I nodded my head with tears rolling down my cheeks. "Please, just tell me what's going on." She nodded and gave me such a sweet smile but it held more sadness than anything.

"Sweetie, a little over two weeks ago you were beaten, you were raped. It's been a roller coaster for you. You-- you had a few seizure while you were a sleep we're thinking it had something to do with your internal bleeding." She trailed off. I needed to know this one thing.

"Ms Kathline?" I looked up to her fix my tray on the table over my bed. "hmm, baby girl?" I smiled at her calling me baby girl. Something my grandmother would do. "Was I pregnant?"



August

"Banned from the hospital? What do you mean banned? What if I break my fucking leg?" I over exaggerated as I paced back in forth in my hotel room.

"Sir, is there anything I can help you with?" I let out a sigh. "Nah' ma'am. That's all. I apologize for my outburst." She really appreciated my apology but I didn't care.
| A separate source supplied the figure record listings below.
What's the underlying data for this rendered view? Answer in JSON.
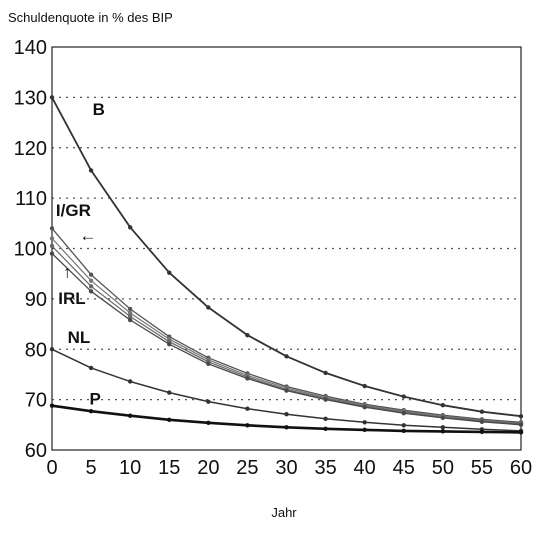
{
  "chart_data": {
    "type": "line",
    "ylabel": "Schuldenquote in % des BIP",
    "xlabel": "Jahr",
    "xlim": [
      0,
      60
    ],
    "ylim": [
      60,
      140
    ],
    "x_ticks": [
      "0",
      "5",
      "10",
      "15",
      "20",
      "25",
      "30",
      "35",
      "40",
      "45",
      "50",
      "55",
      "60"
    ],
    "y_ticks": [
      "60",
      "70",
      "80",
      "90",
      "100",
      "110",
      "120",
      "130",
      "140"
    ],
    "grid": "horizontal-dotted",
    "x": [
      0,
      5,
      10,
      15,
      20,
      25,
      30,
      35,
      40,
      45,
      50,
      55,
      60
    ],
    "series": [
      {
        "name": "B",
        "color": "#333333",
        "width": 1.8,
        "values": [
          130,
          115.5,
          104.2,
          95.2,
          88.3,
          82.8,
          78.6,
          75.3,
          72.7,
          70.6,
          68.9,
          67.6,
          66.7
        ]
      },
      {
        "name": "I/GR",
        "color": "#555555",
        "width": 1.3,
        "values": [
          104,
          94.8,
          88,
          82.5,
          78.3,
          75.2,
          72.6,
          70.7,
          69.1,
          67.9,
          66.9,
          66.1,
          65.5
        ]
      },
      {
        "name": "",
        "color": "#777777",
        "width": 1.2,
        "values": [
          102,
          93.6,
          87.2,
          82,
          77.9,
          74.8,
          72.3,
          70.4,
          68.9,
          67.7,
          66.7,
          65.9,
          65.3
        ]
      },
      {
        "name": "",
        "color": "#666666",
        "width": 1.2,
        "values": [
          100.5,
          92.5,
          86.5,
          81.5,
          77.5,
          74.5,
          72,
          70.2,
          68.7,
          67.5,
          66.5,
          65.8,
          65.2
        ]
      },
      {
        "name": "IRL",
        "color": "#4a4a4a",
        "width": 1.3,
        "values": [
          99,
          91.5,
          85.8,
          81,
          77.1,
          74.2,
          71.8,
          70,
          68.5,
          67.3,
          66.4,
          65.6,
          65
        ]
      },
      {
        "name": "NL",
        "color": "#333333",
        "width": 1.5,
        "values": [
          80,
          76.3,
          73.6,
          71.4,
          69.6,
          68.2,
          67.1,
          66.2,
          65.5,
          64.9,
          64.5,
          64.1,
          63.8
        ]
      },
      {
        "name": "P",
        "color": "#111111",
        "width": 2.6,
        "values": [
          68.8,
          67.7,
          66.8,
          66,
          65.4,
          64.9,
          64.5,
          64.2,
          64,
          63.8,
          63.7,
          63.6,
          63.5
        ]
      }
    ],
    "annotations": [
      {
        "text": "B",
        "x": 5.2,
        "y": 126.5
      },
      {
        "text": "I/GR",
        "x": 0.5,
        "y": 106.5
      },
      {
        "text": "←",
        "x": 3.5,
        "y": 101.5
      },
      {
        "text": "↑",
        "x": 1.4,
        "y": 94.2
      },
      {
        "text": "IRL",
        "x": 0.8,
        "y": 89
      },
      {
        "text": "NL",
        "x": 2.0,
        "y": 81.2
      },
      {
        "text": "P",
        "x": 4.8,
        "y": 69
      }
    ]
  }
}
It had been almost two weeks since I'd seen Danni. She was in a coma when she was there. I can't get the damn day out of my head.

"Oh and nigga, was that your baby in her?" 
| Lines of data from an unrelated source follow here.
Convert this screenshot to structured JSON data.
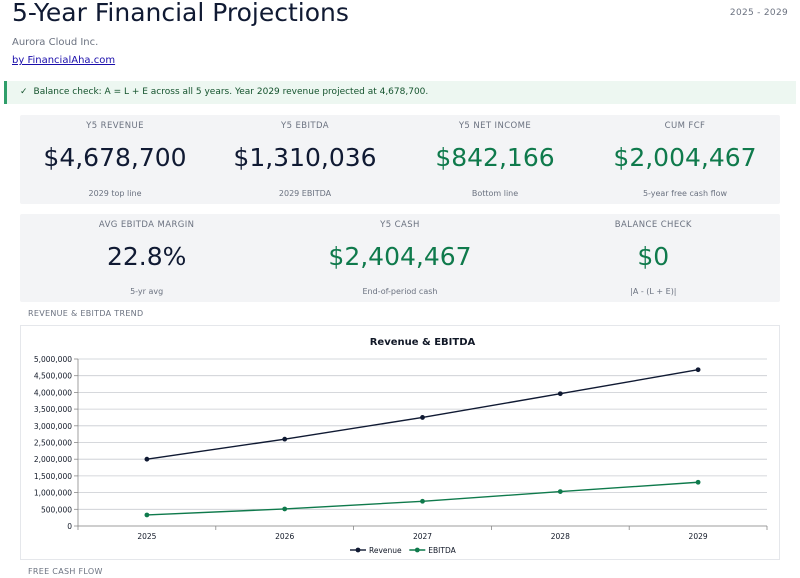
{
  "header": {
    "title": "5-Year Financial Projections",
    "period": "2025 - 2029",
    "company": "Aurora Cloud Inc.",
    "byline": "by FinancialAha.com"
  },
  "banner": {
    "icon": "check-icon",
    "check_glyph": "✓",
    "text": "Balance check: A = L + E across all 5 years. Year 2029 revenue projected at 4,678,700."
  },
  "kpis_row1": [
    {
      "label": "Y5 REVENUE",
      "value": "$4,678,700",
      "sub": "2029 top line",
      "color": "#101a33"
    },
    {
      "label": "Y5 EBITDA",
      "value": "$1,310,036",
      "sub": "2029 EBITDA",
      "color": "#101a33"
    },
    {
      "label": "Y5 NET INCOME",
      "value": "$842,166",
      "sub": "Bottom line",
      "color": "#0f7a4c"
    },
    {
      "label": "CUM FCF",
      "value": "$2,004,467",
      "sub": "5-year free cash flow",
      "color": "#0f7a4c"
    }
  ],
  "kpis_row2": [
    {
      "label": "AVG EBITDA MARGIN",
      "value": "22.8%",
      "sub": "5-yr avg",
      "color": "#101a33"
    },
    {
      "label": "Y5 CASH",
      "value": "$2,404,467",
      "sub": "End-of-period cash",
      "color": "#0f7a4c"
    },
    {
      "label": "BALANCE CHECK",
      "value": "$0",
      "sub": "|A - (L + E)|",
      "color": "#0f7a4c"
    }
  ],
  "sections": {
    "trend_label": "REVENUE & EBITDA TREND",
    "fcf_label": "FREE CASH FLOW"
  },
  "chart_data": {
    "type": "line",
    "title": "Revenue & EBITDA",
    "xlabel": "",
    "ylabel": "",
    "categories": [
      "2025",
      "2026",
      "2027",
      "2028",
      "2029"
    ],
    "ylim": [
      0,
      5000000
    ],
    "yticks": [
      0,
      500000,
      1000000,
      1500000,
      2000000,
      2500000,
      3000000,
      3500000,
      4000000,
      4500000,
      5000000
    ],
    "ytick_labels": [
      "0",
      "500,000",
      "1,000,000",
      "1,500,000",
      "2,000,000",
      "2,500,000",
      "3,000,000",
      "3,500,000",
      "4,000,000",
      "4,500,000",
      "5,000,000"
    ],
    "grid": true,
    "legend": "bottom-center",
    "series": [
      {
        "name": "Revenue",
        "color": "#101a33",
        "values": [
          2000000,
          2600000,
          3250000,
          3960000,
          4678700
        ]
      },
      {
        "name": "EBITDA",
        "color": "#0f7a4c",
        "values": [
          330000,
          510000,
          740000,
          1030000,
          1310036
        ]
      }
    ]
  }
}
I can't get that out of my mind. I'm going crazy. A nigga was gonna be a father? Is that why she never answered me?


I stared at my phone on the table and then I out my face back into my hands. After contemplating I grabbed my phone and placed my thumb on the bottom of the screen unlocking it. I took in a great amount of air before releasing it out with a sigh.
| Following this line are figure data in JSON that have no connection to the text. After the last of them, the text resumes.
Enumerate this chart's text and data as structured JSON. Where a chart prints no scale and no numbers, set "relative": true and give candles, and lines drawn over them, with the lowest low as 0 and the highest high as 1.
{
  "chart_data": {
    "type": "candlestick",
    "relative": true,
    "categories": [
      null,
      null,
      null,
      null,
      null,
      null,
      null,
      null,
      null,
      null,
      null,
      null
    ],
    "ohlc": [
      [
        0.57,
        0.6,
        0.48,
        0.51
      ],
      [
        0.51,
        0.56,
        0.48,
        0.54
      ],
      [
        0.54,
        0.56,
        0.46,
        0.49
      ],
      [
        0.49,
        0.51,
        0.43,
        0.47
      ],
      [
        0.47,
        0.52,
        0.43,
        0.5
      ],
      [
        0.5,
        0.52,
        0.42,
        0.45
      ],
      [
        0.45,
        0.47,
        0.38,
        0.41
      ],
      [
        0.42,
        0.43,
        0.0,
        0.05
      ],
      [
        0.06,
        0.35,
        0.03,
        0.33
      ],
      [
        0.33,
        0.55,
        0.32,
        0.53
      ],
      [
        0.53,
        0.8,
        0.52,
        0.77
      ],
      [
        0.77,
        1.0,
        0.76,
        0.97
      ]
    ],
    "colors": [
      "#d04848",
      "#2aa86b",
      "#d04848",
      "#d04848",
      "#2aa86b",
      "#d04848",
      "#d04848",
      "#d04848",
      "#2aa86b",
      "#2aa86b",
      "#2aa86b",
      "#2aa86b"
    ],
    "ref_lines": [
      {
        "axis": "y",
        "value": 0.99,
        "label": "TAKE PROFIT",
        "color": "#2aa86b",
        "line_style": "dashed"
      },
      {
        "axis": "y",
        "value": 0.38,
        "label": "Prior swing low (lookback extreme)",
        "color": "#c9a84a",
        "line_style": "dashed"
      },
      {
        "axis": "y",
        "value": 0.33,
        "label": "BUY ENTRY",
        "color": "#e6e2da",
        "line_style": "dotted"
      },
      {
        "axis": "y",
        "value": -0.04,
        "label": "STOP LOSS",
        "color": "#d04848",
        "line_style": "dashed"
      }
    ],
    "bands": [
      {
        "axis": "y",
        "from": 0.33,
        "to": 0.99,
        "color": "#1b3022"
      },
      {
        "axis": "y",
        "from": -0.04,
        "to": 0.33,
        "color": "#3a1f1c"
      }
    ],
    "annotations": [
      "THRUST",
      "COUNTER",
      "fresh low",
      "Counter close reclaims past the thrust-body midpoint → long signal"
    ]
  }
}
I clicked on the green message app on the screen and scrolled past the many people that had been texting me all week. I stopped when I clicked on her name, Daniella. I changed her name so many times before but I loved this for some reason.



The last text message that I saw there was the one I had written. I had reread it about a million times before. I just can't see why she wouldn't speak to me. I honestly needed ta' know. I have no one right now.


I read our conversations over and sighed once I got to the last text.



Danielle, I just want to thank you for all that you have done for me. I would be no where without you. With the birth of my first child coming I can't help but think that it should be you. Wearing the ring I bought her. Birthing my first little girl. I couldn't picture anyone else I could raise a family with but you. I understand that things for us have been complicated, I blame no one but myself. I could've had you after your birthday. It was sitting on my lips after I bent down and pretended to tie my shoe. I wanted to tell you there that I loved you, that somehow only after a few month with you I felt that I could map my whole life out. I know I'm coming at you with a lot right now. I just felt like I needed to get it off my chest. I love you Danni.


I copied the text waiting on my next move. I know what I wanted to do. My fingers knew what I wanted but, my brain was trying to stop me. I went back to the message screen and tapped my finger into the text box. Tapping it once to enlarge and then taping it again to have bar pop up above the text box. I pressed my finger on to paste.


I was never one to resend a text message, dwell on a woman besides my mama, or cry but I had to know if she loves me the same. Having sex isn't the only love I wanted from Danielle. I needed her support. I had no one else in my corner. She was all I had.